To outside observers used to thinking of China as a repressive state, such a protest might seem surprising. But even more surprisingly, the riot erupted in Dongguan, a humming industrial city in the Pearl River Delta, the manufacturing hub of southern China. The delta, which has cultural and commercial ties with Hong Kong, is the world’s workshop. Nearly every major Western company dependent on overseas manufacturing sources products in the low-slung factories that line its highways; inside, teams of young women, sought after for their manual dexterity, put in long hours assembling everything from children’s toys to computer chips. According to one estimate, the Delta, home to just 60 million people, produces 5 per cent of the world’s manufactured goods.

Yet even the Pearl River Delta can’t immunise itself against the wave of protest sweeping across China as the global financial crisis batters the country’s economy, which is heavily dependent on exports to Western nations. Most Chinese economists believe the country needs to grow by at least 8 per cent each year to absorb those entering the job market, from peasants migrating to big cities to young people finishing university. But the Royal Bank of Scotland’s economic research unit predicts that this year China will grow by only 5 per cent, and others argue that it may already have fallen into recession. Twenty million migrant workers have lost their jobs since the beginning of the crisis, and more than 60,000 factories have closed over the past year, as orders from Western companies have plummeted and foreign investment has collapsed. Government officials privately estimate that the unemployment rate now stands at its highest since 1949, the year the Communist Party took power.

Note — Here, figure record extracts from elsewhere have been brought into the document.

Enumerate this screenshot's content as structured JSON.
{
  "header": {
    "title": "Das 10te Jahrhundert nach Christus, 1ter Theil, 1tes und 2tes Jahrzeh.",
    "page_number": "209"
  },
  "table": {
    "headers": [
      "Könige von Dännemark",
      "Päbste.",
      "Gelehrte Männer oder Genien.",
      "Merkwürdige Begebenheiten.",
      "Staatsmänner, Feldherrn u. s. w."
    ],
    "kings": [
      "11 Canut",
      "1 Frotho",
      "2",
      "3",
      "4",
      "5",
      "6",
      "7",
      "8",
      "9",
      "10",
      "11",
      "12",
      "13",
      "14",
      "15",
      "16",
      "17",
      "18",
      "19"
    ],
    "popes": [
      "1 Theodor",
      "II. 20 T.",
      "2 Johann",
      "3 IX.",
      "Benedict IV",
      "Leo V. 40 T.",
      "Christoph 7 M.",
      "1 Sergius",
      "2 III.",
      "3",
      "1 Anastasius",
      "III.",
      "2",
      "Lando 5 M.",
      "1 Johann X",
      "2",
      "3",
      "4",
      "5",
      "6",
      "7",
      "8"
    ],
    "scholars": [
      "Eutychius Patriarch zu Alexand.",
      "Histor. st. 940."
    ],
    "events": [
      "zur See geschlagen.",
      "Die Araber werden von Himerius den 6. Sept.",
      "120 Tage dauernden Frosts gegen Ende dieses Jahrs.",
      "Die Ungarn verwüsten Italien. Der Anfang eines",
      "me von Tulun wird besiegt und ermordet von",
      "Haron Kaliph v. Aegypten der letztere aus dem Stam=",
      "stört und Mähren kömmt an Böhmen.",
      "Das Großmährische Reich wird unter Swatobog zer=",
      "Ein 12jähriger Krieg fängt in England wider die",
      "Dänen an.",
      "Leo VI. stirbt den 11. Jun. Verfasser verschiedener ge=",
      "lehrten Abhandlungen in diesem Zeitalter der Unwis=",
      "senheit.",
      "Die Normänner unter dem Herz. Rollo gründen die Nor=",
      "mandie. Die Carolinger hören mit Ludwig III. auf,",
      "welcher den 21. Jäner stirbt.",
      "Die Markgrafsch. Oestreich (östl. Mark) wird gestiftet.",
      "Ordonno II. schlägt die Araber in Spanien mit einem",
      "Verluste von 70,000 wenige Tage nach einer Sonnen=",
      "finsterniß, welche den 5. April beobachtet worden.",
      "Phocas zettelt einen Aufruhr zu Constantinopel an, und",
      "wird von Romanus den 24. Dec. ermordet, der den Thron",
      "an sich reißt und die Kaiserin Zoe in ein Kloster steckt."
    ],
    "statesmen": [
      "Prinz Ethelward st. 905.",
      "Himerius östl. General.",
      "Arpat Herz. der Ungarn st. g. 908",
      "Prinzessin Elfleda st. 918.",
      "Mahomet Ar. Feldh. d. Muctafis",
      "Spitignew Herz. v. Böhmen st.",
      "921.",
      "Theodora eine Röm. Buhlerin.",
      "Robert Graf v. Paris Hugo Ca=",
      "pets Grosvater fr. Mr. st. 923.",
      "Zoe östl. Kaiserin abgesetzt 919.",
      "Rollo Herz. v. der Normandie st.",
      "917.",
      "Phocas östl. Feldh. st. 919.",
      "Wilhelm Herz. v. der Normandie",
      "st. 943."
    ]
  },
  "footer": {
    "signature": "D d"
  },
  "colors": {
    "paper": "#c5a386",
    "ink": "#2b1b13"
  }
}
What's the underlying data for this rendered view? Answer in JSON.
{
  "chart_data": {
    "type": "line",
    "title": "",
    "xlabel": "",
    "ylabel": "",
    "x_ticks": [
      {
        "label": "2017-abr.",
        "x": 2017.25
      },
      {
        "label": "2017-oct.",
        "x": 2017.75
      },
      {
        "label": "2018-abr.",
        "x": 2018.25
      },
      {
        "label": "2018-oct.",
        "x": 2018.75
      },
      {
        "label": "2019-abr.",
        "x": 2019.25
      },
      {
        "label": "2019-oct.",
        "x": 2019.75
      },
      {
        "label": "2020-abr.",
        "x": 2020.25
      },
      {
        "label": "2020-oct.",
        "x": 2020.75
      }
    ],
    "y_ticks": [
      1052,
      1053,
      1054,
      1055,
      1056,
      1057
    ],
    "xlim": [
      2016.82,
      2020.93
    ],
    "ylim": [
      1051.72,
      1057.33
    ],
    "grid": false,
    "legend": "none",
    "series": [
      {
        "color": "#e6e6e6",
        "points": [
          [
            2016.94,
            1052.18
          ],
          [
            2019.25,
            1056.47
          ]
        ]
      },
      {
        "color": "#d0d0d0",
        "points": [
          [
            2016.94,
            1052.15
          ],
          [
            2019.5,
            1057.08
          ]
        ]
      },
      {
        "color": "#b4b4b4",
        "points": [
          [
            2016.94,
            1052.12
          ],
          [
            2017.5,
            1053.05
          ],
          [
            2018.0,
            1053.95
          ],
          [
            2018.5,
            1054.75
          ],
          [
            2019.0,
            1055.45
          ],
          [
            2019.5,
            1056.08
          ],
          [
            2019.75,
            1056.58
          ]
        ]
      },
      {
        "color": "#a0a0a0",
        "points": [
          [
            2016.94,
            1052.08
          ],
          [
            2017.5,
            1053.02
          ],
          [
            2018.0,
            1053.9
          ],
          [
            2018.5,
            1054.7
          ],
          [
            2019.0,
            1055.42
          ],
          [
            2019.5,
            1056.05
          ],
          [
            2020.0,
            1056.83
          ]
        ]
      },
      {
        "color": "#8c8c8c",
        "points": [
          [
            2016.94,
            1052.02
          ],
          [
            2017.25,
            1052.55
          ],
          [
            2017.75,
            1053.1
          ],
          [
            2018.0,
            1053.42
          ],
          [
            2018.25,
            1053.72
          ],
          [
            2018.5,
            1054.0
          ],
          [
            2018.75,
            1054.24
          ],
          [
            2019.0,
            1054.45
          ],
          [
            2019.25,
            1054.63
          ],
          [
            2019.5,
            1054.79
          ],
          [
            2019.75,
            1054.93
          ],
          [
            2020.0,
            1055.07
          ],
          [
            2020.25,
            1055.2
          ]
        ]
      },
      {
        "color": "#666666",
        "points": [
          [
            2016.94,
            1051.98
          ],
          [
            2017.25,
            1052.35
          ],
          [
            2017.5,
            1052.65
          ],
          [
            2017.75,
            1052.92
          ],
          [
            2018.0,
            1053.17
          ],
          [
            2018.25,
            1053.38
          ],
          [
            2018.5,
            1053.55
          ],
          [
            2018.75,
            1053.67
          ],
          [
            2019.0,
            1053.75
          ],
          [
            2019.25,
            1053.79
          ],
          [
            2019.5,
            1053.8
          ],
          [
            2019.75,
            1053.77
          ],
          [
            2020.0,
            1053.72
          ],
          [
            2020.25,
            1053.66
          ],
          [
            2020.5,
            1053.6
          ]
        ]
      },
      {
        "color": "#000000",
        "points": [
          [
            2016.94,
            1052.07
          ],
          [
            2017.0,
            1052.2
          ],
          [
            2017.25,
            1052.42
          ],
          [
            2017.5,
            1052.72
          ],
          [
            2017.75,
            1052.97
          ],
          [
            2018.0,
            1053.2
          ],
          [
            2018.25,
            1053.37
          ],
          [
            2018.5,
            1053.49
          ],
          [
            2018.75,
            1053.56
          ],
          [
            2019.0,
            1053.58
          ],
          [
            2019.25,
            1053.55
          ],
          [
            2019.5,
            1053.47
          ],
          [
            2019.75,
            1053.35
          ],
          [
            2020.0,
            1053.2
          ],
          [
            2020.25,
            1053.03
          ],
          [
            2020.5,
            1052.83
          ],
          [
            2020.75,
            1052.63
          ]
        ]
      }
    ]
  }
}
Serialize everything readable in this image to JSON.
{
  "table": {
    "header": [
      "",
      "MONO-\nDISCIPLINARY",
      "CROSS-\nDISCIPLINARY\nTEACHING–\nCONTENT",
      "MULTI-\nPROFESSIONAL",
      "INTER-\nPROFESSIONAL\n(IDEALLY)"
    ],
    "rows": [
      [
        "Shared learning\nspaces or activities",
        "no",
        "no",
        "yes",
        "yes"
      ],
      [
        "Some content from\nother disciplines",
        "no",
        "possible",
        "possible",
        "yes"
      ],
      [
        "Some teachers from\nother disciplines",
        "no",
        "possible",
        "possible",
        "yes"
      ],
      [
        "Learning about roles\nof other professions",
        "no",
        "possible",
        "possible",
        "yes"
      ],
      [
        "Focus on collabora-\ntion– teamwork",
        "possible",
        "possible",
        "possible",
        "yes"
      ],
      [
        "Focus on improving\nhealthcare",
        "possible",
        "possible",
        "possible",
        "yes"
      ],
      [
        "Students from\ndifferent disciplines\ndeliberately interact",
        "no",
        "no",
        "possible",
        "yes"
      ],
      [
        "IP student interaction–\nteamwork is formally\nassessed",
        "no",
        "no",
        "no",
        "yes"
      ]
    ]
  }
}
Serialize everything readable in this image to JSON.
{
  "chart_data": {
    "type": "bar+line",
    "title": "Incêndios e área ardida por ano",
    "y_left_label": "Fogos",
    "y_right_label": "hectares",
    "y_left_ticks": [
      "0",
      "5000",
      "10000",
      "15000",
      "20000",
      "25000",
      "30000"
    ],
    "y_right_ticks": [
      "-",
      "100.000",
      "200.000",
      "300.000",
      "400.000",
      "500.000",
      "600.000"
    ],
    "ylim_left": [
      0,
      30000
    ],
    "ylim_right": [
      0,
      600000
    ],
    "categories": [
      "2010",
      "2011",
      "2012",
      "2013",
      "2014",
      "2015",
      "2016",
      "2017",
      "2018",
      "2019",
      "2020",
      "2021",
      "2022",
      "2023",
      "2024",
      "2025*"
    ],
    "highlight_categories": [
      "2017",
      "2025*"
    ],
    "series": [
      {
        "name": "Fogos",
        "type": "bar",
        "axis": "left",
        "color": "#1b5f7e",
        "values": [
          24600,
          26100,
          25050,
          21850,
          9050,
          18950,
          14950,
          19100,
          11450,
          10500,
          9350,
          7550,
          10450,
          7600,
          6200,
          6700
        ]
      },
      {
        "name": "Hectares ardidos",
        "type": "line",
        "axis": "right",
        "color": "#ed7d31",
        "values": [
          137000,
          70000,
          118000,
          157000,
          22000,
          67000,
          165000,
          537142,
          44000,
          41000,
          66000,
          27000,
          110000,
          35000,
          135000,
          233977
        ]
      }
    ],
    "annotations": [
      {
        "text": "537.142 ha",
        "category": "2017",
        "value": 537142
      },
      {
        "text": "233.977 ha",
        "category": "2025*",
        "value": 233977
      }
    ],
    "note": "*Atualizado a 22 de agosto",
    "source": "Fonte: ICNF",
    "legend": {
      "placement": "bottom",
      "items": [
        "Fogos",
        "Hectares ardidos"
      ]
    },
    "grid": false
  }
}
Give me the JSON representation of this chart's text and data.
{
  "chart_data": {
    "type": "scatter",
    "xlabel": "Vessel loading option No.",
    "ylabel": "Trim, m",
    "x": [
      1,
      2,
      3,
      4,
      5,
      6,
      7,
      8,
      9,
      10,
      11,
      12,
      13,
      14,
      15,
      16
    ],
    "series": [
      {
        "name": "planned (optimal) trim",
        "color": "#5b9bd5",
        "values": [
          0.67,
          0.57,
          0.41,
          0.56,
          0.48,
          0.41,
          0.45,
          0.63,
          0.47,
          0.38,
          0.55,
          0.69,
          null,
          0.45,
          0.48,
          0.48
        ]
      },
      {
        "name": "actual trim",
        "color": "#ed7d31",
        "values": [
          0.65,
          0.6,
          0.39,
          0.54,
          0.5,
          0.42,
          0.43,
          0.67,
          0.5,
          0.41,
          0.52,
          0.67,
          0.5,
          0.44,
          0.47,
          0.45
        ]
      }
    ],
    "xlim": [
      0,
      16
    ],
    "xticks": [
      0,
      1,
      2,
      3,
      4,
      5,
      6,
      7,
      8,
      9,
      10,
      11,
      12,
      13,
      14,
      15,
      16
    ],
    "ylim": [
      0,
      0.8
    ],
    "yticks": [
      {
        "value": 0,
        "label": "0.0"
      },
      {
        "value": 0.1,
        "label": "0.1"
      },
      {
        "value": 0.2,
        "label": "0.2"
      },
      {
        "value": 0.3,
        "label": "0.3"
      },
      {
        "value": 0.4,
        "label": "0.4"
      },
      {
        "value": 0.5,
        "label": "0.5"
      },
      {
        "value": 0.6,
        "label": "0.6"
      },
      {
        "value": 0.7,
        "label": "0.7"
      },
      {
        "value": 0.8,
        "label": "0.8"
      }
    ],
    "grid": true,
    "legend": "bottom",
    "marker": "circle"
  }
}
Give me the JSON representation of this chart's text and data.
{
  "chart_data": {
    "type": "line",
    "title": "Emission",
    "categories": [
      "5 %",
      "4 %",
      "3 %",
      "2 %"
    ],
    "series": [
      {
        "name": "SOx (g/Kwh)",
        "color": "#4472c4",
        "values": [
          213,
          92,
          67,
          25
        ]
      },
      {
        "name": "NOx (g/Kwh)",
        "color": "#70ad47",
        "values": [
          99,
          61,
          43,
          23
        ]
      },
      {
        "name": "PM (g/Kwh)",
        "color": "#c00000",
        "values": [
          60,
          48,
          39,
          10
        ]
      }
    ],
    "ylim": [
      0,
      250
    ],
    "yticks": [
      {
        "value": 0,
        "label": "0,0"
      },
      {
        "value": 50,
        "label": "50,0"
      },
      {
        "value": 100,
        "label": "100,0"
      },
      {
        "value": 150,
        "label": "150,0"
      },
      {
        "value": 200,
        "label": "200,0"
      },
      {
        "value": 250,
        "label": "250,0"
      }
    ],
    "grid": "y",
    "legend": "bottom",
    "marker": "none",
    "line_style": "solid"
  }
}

The downturn could prove the first real threat to the regime since the 1989 Tiananmen protests. It challenges the wisdom of Beijing’s economic model, and threatens to break the implicit bargain between China’s middle classes and its rulers, whereby the regime will deliver high growth rates, and in return, the middle class, who benefit most from growth, will tolerate authoritarian government. In recent weeks, protests have erupted in other manufacturing cities: fearing lay-offs, workers are taking their bosses hostage, marching through the streets and smashing up factories, police vehicles, and even Communist Party offices. Some protesters have begun to organise across provinces, realising the party’s greatest fear, since it remains the country’s only truly national institution and is keen to prevent any other group from following suit. Over the winter, tens of thousands of taxi drivers, in a number of provinces, abruptly went on strike, to protest against the high price of renting their cabs. Last autumn a group of prominent intellectuals published Charter 08, an online manifesto calling for an end to one-party government and the establishment of a real rule of law. Within weeks, it had supposedly gathered more than 10,000 signatures, even though signing it potentially meant arrest. ‘It’s not that there is no anger there,’ Li Datong, one of China’s best-known political analysts, told me when I met him in Beijing. ‘The government has been skilful in convincing the middle class it’s futile to protest . . . but you only need one spark for that to change.’

In 1979, China would have been unrecognisable to someone visiting big cities like Shanghai today. What is now the eastern part of Shanghai’s commercial district, Pudong, was then just a long stretch of rice fields. Abandoning Mao’s constant internal warfare and his belief in state dominance of the economy, Deng Xiaoping launched what would become known as ‘reform and opening up’. He disbanded farming communes, began to allow private businesses and encouraged ordinary Chinese to embrace a capitalist economy, though he was always careful to describe his new ideology as a form of socialism. With Deng’s blessing, local governments started investing in light industry and other private enterprises. Realising that China desperately needed large-scale foreign investment, Deng created special economic zones in southern China to showcase to investors the country’s new openness and the availability of cheap labour.